Federal Reserve Chair Janet Yellen told lawmakers Thursday that the central bank is getting close to raising interest rates, as part of a generally upbeat testimony before the Joint Economic Committee in Congress. But as the prospects for a rate hike grow here in the U.S., the European Central Bank is taking the opposite approach.
Thursday, the ECB unveiled its latest measures to stimulate the lagging European economy, partly by cutting its already negative deposit rate to minus 0.3 percent.
If you thought interest rates couldn’t go below zero, so did a lot of economists – until central banks in Denmark, Sweden and Switzerland proved otherwise. For more than a year now, instead of paying interest, the ECB has been charging banks to hold their cash overnight.
“What they’re trying to do is motivate these institutions to lend more to the private sector,” said Bernie Baumohl, chief global economist with the Economic Outlook Group. “Certainly one way to do that is sort of to penalize these banks for having their money simply sit idly.”
There are some signs that it may be working, said Joseph Gagnon, a former Fed economist now with the Peterson Institute for International Economics. Bank loans are growing in Europe again, he said.
“What people point to more than anything is it’s pushing the Euro down, because international investors have gotten out of euros and they’re putting their money in dollars where they can get at least a small positive interest rate instead of a negative rate,” he said.

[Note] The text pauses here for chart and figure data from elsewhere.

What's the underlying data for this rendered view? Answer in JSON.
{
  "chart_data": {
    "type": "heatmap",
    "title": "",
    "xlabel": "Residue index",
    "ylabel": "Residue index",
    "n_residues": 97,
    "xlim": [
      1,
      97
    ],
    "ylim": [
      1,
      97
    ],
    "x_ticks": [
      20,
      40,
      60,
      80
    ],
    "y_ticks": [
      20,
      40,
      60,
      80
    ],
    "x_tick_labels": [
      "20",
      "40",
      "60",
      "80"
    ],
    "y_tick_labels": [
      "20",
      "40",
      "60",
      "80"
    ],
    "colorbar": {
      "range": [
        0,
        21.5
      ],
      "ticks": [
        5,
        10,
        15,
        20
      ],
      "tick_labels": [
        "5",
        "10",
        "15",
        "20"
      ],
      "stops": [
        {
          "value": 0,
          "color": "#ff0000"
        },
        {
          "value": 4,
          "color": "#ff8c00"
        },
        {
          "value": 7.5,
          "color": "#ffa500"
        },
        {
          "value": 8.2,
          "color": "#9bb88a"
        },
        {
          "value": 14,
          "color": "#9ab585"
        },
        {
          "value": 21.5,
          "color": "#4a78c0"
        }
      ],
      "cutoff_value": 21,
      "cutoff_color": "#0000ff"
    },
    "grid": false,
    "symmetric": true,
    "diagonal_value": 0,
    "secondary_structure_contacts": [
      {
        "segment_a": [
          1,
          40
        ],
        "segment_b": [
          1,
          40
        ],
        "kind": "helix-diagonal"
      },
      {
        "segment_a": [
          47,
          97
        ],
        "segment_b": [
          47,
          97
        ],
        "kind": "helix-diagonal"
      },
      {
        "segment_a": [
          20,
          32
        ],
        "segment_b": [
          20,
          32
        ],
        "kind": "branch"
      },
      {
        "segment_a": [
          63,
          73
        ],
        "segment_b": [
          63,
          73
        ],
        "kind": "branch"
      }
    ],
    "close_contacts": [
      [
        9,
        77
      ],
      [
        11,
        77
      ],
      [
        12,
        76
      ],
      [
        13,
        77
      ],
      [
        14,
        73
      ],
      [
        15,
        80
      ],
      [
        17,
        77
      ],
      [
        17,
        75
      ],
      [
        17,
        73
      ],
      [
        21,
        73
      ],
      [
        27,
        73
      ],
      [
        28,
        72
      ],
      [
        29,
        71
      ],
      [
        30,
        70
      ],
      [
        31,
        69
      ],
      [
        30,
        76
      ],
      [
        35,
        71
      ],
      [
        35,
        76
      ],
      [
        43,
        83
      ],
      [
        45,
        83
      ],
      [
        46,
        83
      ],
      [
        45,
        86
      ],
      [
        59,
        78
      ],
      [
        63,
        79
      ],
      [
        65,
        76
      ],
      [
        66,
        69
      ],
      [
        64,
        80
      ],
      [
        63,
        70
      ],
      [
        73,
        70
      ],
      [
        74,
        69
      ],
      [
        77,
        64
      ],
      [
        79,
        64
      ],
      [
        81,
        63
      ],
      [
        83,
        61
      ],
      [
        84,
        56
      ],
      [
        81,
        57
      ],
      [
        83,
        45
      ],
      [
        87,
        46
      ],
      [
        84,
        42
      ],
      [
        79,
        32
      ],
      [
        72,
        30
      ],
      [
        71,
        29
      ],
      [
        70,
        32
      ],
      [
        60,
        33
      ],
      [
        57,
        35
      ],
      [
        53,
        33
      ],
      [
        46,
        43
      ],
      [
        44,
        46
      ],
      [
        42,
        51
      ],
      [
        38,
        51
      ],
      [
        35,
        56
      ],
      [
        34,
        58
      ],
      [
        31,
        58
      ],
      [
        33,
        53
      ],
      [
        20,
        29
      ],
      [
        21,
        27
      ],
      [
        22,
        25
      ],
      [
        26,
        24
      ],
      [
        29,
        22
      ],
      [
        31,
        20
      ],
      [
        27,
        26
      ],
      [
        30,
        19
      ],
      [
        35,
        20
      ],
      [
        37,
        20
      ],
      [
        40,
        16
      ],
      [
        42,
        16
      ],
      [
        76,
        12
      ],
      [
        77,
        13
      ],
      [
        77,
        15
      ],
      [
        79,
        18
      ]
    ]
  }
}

That is good for European exports. But so far the tactic has not worked well enough for ECB President Mario Draghi. Many were expecting an even larger rate cut Thursday.
The question is, just how negative can rates go.
So far, banks have been reluctant to pass on their costs to regular depositors, said Francesco Papadia, former director general for Market Operations at the European Central Bank with the Bruegel Institute in Brussels.
“This has not reached bank depositors in any significant way as yet, but at a certain point, if this would go on, they would be forced to do it,” Papadia said.
At that point, the mattress at home starts looking like a better option. If customers start pulling their money out of banks in droves, Gagnon said, we’ll have learned how low rates can go.